Its construction wasn’t finished for three years, but once it was standing, the Bell Rock Lighthouse began saving lives of fishermen and sailors in the area (estimated at six ships per winter season). At 115 feet tall, the lighthouse is hard to miss and can be seen from buildings on land. It warns ships to this very day, that there is a rock below that extends 1427 feet in length under the surface of the water. It was lit on February 1st 1811; well over 200 years ago, and was capable of an intensity of 1,900,000 candela. This incredibly bright light reached up to 34 miles out to sea.
The Bell Rock Lighthouse is not just a conical shaped tower, either. Inside its Aberdeen granite walls are five compartments, not including the light room that stands upon its summit. This also contains glass panels and light reflectors, to increase the range of the light that was once emitted from it to warn ships who come close.
Apart from when a helicopter crashed into Bell Rock Lighthouse in 1955, the lighthouse has been operating since its construction over 200 years ago. It is is still in use today, having had no alterations or repairs to its structure.
Robert Stevenson, a young Scotsman and ambitious architect designed the original Bell Rock Lighthouse, but had his plans dismissed by the Northern Lighthouse Board on the basis that the reef was too dangerous to build such a large structure upon, and that it would cost £40,000. However, when the HMS York struck Bell Rock in 1804 and lost over 400 of its crew members, the Northern Lighthouse Board awarded the job of building Robert Stevenson’s Bell Rock Lighthouse design to John Rennie; a revered and most respected British engineer at that time.

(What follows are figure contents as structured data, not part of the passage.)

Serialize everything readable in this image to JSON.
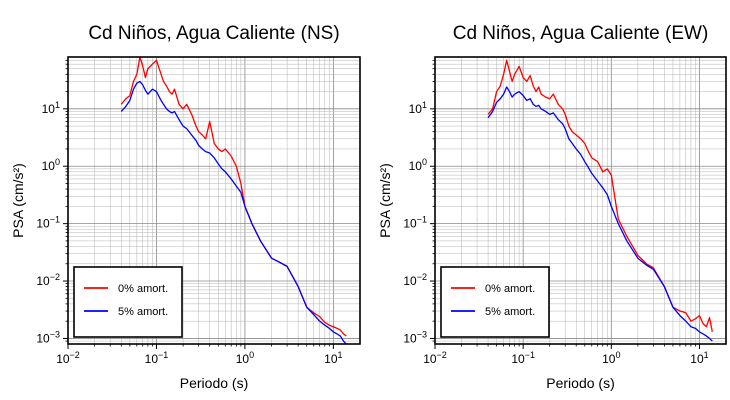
{
  "chart_data": [
    {
      "type": "line",
      "title": "Cd Niños, Agua Caliente (NS)",
      "xlabel": "Periodo (s)",
      "ylabel": "PSA (cm/s²)",
      "xscale": "log",
      "yscale": "log",
      "xlim": [
        0.01,
        20
      ],
      "ylim": [
        0.0008,
        80
      ],
      "x_ticks": [
        {
          "value": 0.01,
          "base": "10",
          "exp": "−2"
        },
        {
          "value": 0.1,
          "base": "10",
          "exp": "−1"
        },
        {
          "value": 1,
          "base": "10",
          "exp": "0"
        },
        {
          "value": 10,
          "base": "10",
          "exp": "1"
        }
      ],
      "y_ticks": [
        {
          "value": 0.001,
          "base": "10",
          "exp": "−3"
        },
        {
          "value": 0.01,
          "base": "10",
          "exp": "−2"
        },
        {
          "value": 0.1,
          "base": "10",
          "exp": "−1"
        },
        {
          "value": 1,
          "base": "10",
          "exp": "0"
        },
        {
          "value": 10,
          "base": "10",
          "exp": "1"
        }
      ],
      "grid": true,
      "legend_position": "bottom-left",
      "series": [
        {
          "name": "0% amort.",
          "color": "#ff0000",
          "x": [
            0.04,
            0.045,
            0.05,
            0.055,
            0.06,
            0.065,
            0.07,
            0.075,
            0.08,
            0.09,
            0.1,
            0.11,
            0.12,
            0.13,
            0.14,
            0.15,
            0.16,
            0.18,
            0.2,
            0.22,
            0.25,
            0.28,
            0.3,
            0.33,
            0.36,
            0.4,
            0.45,
            0.5,
            0.55,
            0.6,
            0.7,
            0.8,
            0.9,
            1.0,
            1.2,
            1.5,
            2.0,
            2.5,
            3.0,
            4.0,
            5.0,
            6.0,
            7.0,
            8.0,
            9.0,
            10.0,
            11.0,
            12.0,
            13.0,
            14.0
          ],
          "y": [
            12,
            15,
            17,
            30,
            40,
            80,
            55,
            35,
            50,
            60,
            70,
            45,
            30,
            25,
            20,
            18,
            22,
            12,
            10,
            12,
            8,
            5,
            4,
            3.5,
            3,
            6,
            2.5,
            2,
            1.8,
            2.0,
            1.5,
            1.0,
            0.5,
            0.2,
            0.1,
            0.05,
            0.025,
            0.021,
            0.018,
            0.008,
            0.0035,
            0.0028,
            0.0024,
            0.0019,
            0.0017,
            0.0016,
            0.0015,
            0.0014,
            0.0012,
            0.0011
          ]
        },
        {
          "name": "5% amort.",
          "color": "#0000ff",
          "x": [
            0.04,
            0.045,
            0.05,
            0.055,
            0.06,
            0.065,
            0.07,
            0.075,
            0.08,
            0.09,
            0.1,
            0.11,
            0.12,
            0.13,
            0.14,
            0.15,
            0.16,
            0.18,
            0.2,
            0.22,
            0.25,
            0.28,
            0.3,
            0.33,
            0.36,
            0.4,
            0.45,
            0.5,
            0.55,
            0.6,
            0.7,
            0.8,
            0.9,
            1.0,
            1.2,
            1.5,
            2.0,
            2.5,
            3.0,
            4.0,
            5.0,
            6.0,
            7.0,
            8.0,
            9.0,
            10.0,
            11.0,
            12.0,
            13.0,
            14.0
          ],
          "y": [
            9,
            11,
            14,
            22,
            28,
            30,
            26,
            21,
            18,
            22,
            20,
            15,
            12,
            10,
            9,
            8.5,
            9,
            6.5,
            5,
            4.5,
            3.5,
            2.8,
            2.3,
            2.0,
            1.8,
            1.7,
            1.4,
            1.1,
            0.9,
            0.8,
            0.6,
            0.45,
            0.35,
            0.2,
            0.1,
            0.05,
            0.025,
            0.021,
            0.018,
            0.008,
            0.0035,
            0.0026,
            0.002,
            0.0017,
            0.0015,
            0.0013,
            0.0012,
            0.0011,
            0.0009,
            0.0008
          ]
        }
      ]
    },
    {
      "type": "line",
      "title": "Cd Niños, Agua Caliente (EW)",
      "xlabel": "Periodo (s)",
      "ylabel": "PSA (cm/s²)",
      "xscale": "log",
      "yscale": "log",
      "xlim": [
        0.01,
        20
      ],
      "ylim": [
        0.0008,
        80
      ],
      "x_ticks": [
        {
          "value": 0.01,
          "base": "10",
          "exp": "−2"
        },
        {
          "value": 0.1,
          "base": "10",
          "exp": "−1"
        },
        {
          "value": 1,
          "base": "10",
          "exp": "0"
        },
        {
          "value": 10,
          "base": "10",
          "exp": "1"
        }
      ],
      "y_ticks": [
        {
          "value": 0.001,
          "base": "10",
          "exp": "−3"
        },
        {
          "value": 0.01,
          "base": "10",
          "exp": "−2"
        },
        {
          "value": 0.1,
          "base": "10",
          "exp": "−1"
        },
        {
          "value": 1,
          "base": "10",
          "exp": "0"
        },
        {
          "value": 10,
          "base": "10",
          "exp": "1"
        }
      ],
      "grid": true,
      "legend_position": "bottom-left",
      "series": [
        {
          "name": "0% amort.",
          "color": "#ff0000",
          "x": [
            0.04,
            0.045,
            0.05,
            0.055,
            0.06,
            0.065,
            0.07,
            0.075,
            0.08,
            0.09,
            0.1,
            0.11,
            0.12,
            0.13,
            0.14,
            0.15,
            0.16,
            0.18,
            0.2,
            0.22,
            0.25,
            0.28,
            0.3,
            0.33,
            0.36,
            0.4,
            0.45,
            0.5,
            0.55,
            0.6,
            0.7,
            0.8,
            0.9,
            1.0,
            1.2,
            1.5,
            2.0,
            2.5,
            3.0,
            4.0,
            5.0,
            6.0,
            7.0,
            8.0,
            9.0,
            10.0,
            11.0,
            12.0,
            13.0,
            14.0
          ],
          "y": [
            8,
            10,
            20,
            25,
            40,
            70,
            45,
            30,
            40,
            55,
            35,
            30,
            38,
            25,
            20,
            24,
            18,
            16,
            15,
            18,
            12,
            10,
            8,
            5,
            4,
            3.5,
            3.0,
            2.5,
            1.8,
            1.4,
            1.2,
            0.8,
            0.9,
            0.7,
            0.12,
            0.06,
            0.028,
            0.02,
            0.017,
            0.008,
            0.0035,
            0.003,
            0.0028,
            0.002,
            0.0022,
            0.0025,
            0.0018,
            0.0016,
            0.0023,
            0.0013
          ]
        },
        {
          "name": "5% amort.",
          "color": "#0000ff",
          "x": [
            0.04,
            0.045,
            0.05,
            0.055,
            0.06,
            0.065,
            0.07,
            0.075,
            0.08,
            0.09,
            0.1,
            0.11,
            0.12,
            0.13,
            0.14,
            0.15,
            0.16,
            0.18,
            0.2,
            0.22,
            0.25,
            0.28,
            0.3,
            0.33,
            0.36,
            0.4,
            0.45,
            0.5,
            0.55,
            0.6,
            0.7,
            0.8,
            0.9,
            1.0,
            1.2,
            1.5,
            2.0,
            2.5,
            3.0,
            4.0,
            5.0,
            6.0,
            7.0,
            8.0,
            9.0,
            10.0,
            11.0,
            12.0,
            13.0,
            14.0
          ],
          "y": [
            7,
            9,
            13,
            15,
            18,
            24,
            20,
            16,
            18,
            20,
            17,
            14,
            15,
            12,
            11,
            11.5,
            10,
            9,
            8,
            8.5,
            6.5,
            5.5,
            4.5,
            3,
            2.5,
            2.0,
            1.6,
            1.2,
            0.95,
            0.75,
            0.55,
            0.42,
            0.32,
            0.2,
            0.1,
            0.05,
            0.025,
            0.019,
            0.016,
            0.008,
            0.0035,
            0.0025,
            0.002,
            0.0016,
            0.0015,
            0.0013,
            0.0012,
            0.0011,
            0.001,
            0.0009
          ]
        }
      ]
    }
  ]
}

To this day it’s uncertain who should take credit for the Bell Rock Lighthouse design and construction, considering Robert Stevenson still worked on the project, but only as Rennie’s assistant. They based their eventual design on John Smeaton’s Eddystone Lighthouse which had already been standing for 50 years.

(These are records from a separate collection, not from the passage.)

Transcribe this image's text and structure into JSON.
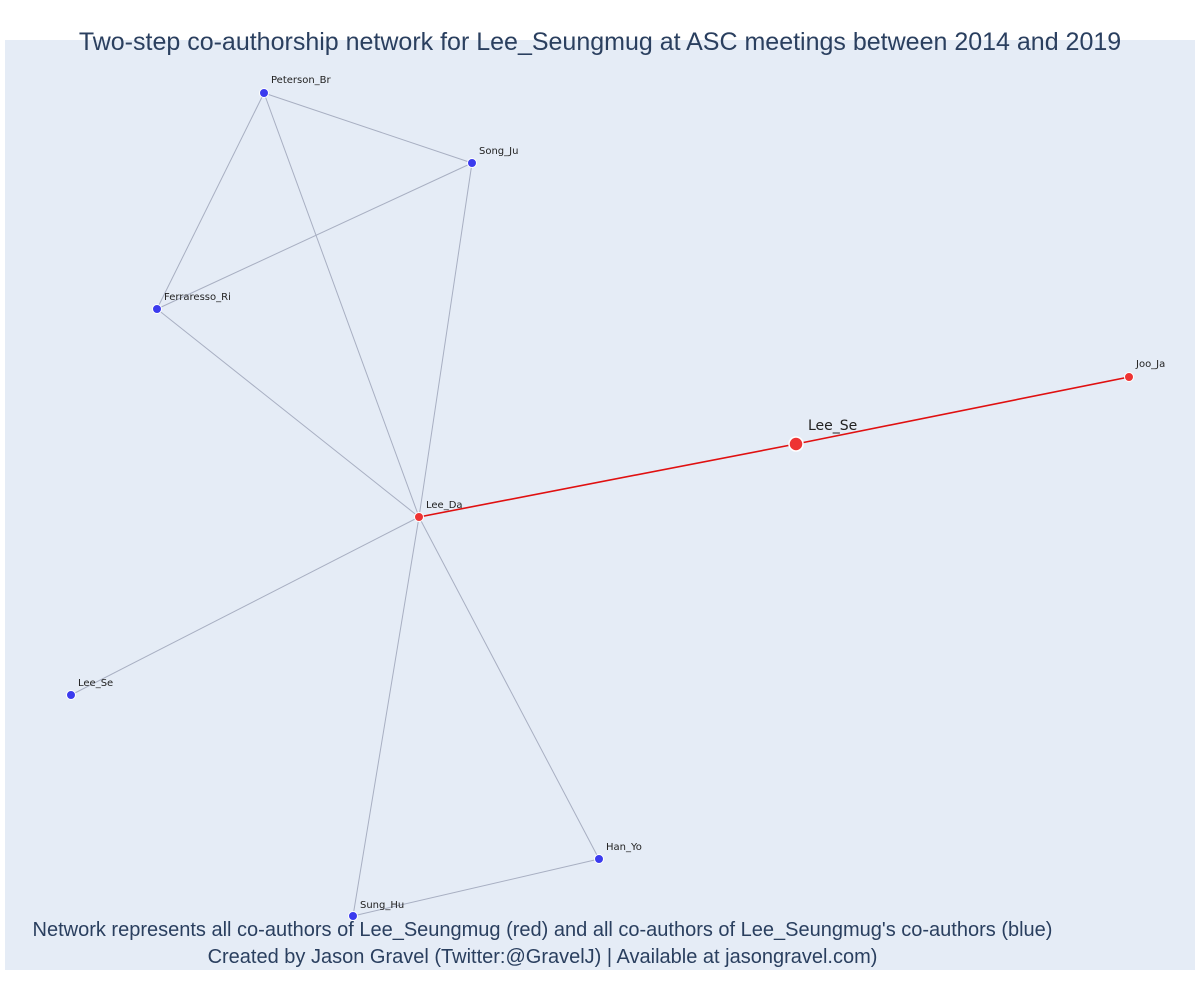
{
  "title": "Two-step co-authorship network for Lee_Seungmug at ASC meetings between 2014 and 2019",
  "footer": {
    "line1": "Network represents all co-authors of Lee_Seungmug (red) and all co-authors of Lee_Seungmug's co-authors (blue)",
    "line2": "Created by Jason Gravel (Twitter:@GravelJ) | Available at jasongravel.com)"
  },
  "colors": {
    "background": "#e5ecf6",
    "coauthor": "#ee3333",
    "second_step": "#3b3bee",
    "edge_default": "#a8afc2",
    "edge_focal": "#e01010",
    "text": "#2a3f5f"
  },
  "nodes": [
    {
      "id": "lee_se_focal",
      "label": "Lee_Se",
      "group": "focal"
    },
    {
      "id": "joo_ja",
      "label": "Joo_Ja",
      "group": "coauthor"
    },
    {
      "id": "lee_da",
      "label": "Lee_Da",
      "group": "coauthor"
    },
    {
      "id": "peterson_br",
      "label": "Peterson_Br",
      "group": "second_step"
    },
    {
      "id": "song_ju",
      "label": "Song_Ju",
      "group": "second_step"
    },
    {
      "id": "ferraresso_ri",
      "label": "Ferraresso_Ri",
      "group": "second_step"
    },
    {
      "id": "lee_se_2",
      "label": "Lee_Se",
      "group": "second_step"
    },
    {
      "id": "sung_hu",
      "label": "Sung_Hu",
      "group": "second_step"
    },
    {
      "id": "han_yo",
      "label": "Han_Yo",
      "group": "second_step"
    }
  ],
  "edges": [
    {
      "source": "lee_se_focal",
      "target": "joo_ja",
      "focal": true
    },
    {
      "source": "lee_se_focal",
      "target": "lee_da",
      "focal": true
    },
    {
      "source": "peterson_br",
      "target": "song_ju",
      "focal": false
    },
    {
      "source": "peterson_br",
      "target": "ferraresso_ri",
      "focal": false
    },
    {
      "source": "peterson_br",
      "target": "lee_da",
      "focal": false
    },
    {
      "source": "song_ju",
      "target": "ferraresso_ri",
      "focal": false
    },
    {
      "source": "song_ju",
      "target": "lee_da",
      "focal": false
    },
    {
      "source": "ferraresso_ri",
      "target": "lee_da",
      "focal": false
    },
    {
      "source": "lee_se_2",
      "target": "lee_da",
      "focal": false
    },
    {
      "source": "sung_hu",
      "target": "lee_da",
      "focal": false
    },
    {
      "source": "han_yo",
      "target": "lee_da",
      "focal": false
    },
    {
      "source": "sung_hu",
      "target": "han_yo",
      "focal": false
    }
  ]
}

The seas around Bell Rock were so harsh that construction could only take place in summer, in two hour bursts during the day before the workers had to retreat back to calm(er) water. Rennie was barely seen during this time, only having visited the rock twice, and the rest of the time Stevenson and the 60 construction workers fought through their seasickness and the awful conditions they built under. After a while of trying this system, the team decided to build a beacon house on the rock, so that they could reside there and not have to keep sailing to and from Bell Rock. The project, in total, cost around £61,339, which was the original budget, plus 50%.
How to Get There:
As you can imagine, visiting the Bell Rock Lighthouse itself is not recommended, as it marks the spot where thousands of sailors have died. The seas in Arbroath are very choppy, even in the calmer summer months, and the risk of being smashed against the huge Bell Rock reef is simply too high.
You can, however, get close to the Bell Rock Lighthouse by joining a fishing trip in a large boat. To get to Arbroath you will need to fly to Dundee Riverside Airport, and then catch a taxi to Arbroath for no more than £30 ($49).
Where to Stay:
The Rosely Country House Hotel is one of the best hotels to stay in, in Arbroath and is located on Forfar road. This Victorian style luxury hotel has single bed and breakfast rooms starting at just $73 per night, or double rooms from $97. This is great value for the quality of stay you will enjoy, even though you will need to call a taxi or rent a car to get to the center of Arbroath.
The Inverpark Hotel, on the other hand, is located right on the coast where you may be able to get a room with a view of the Bell Rock Lighthouse itself.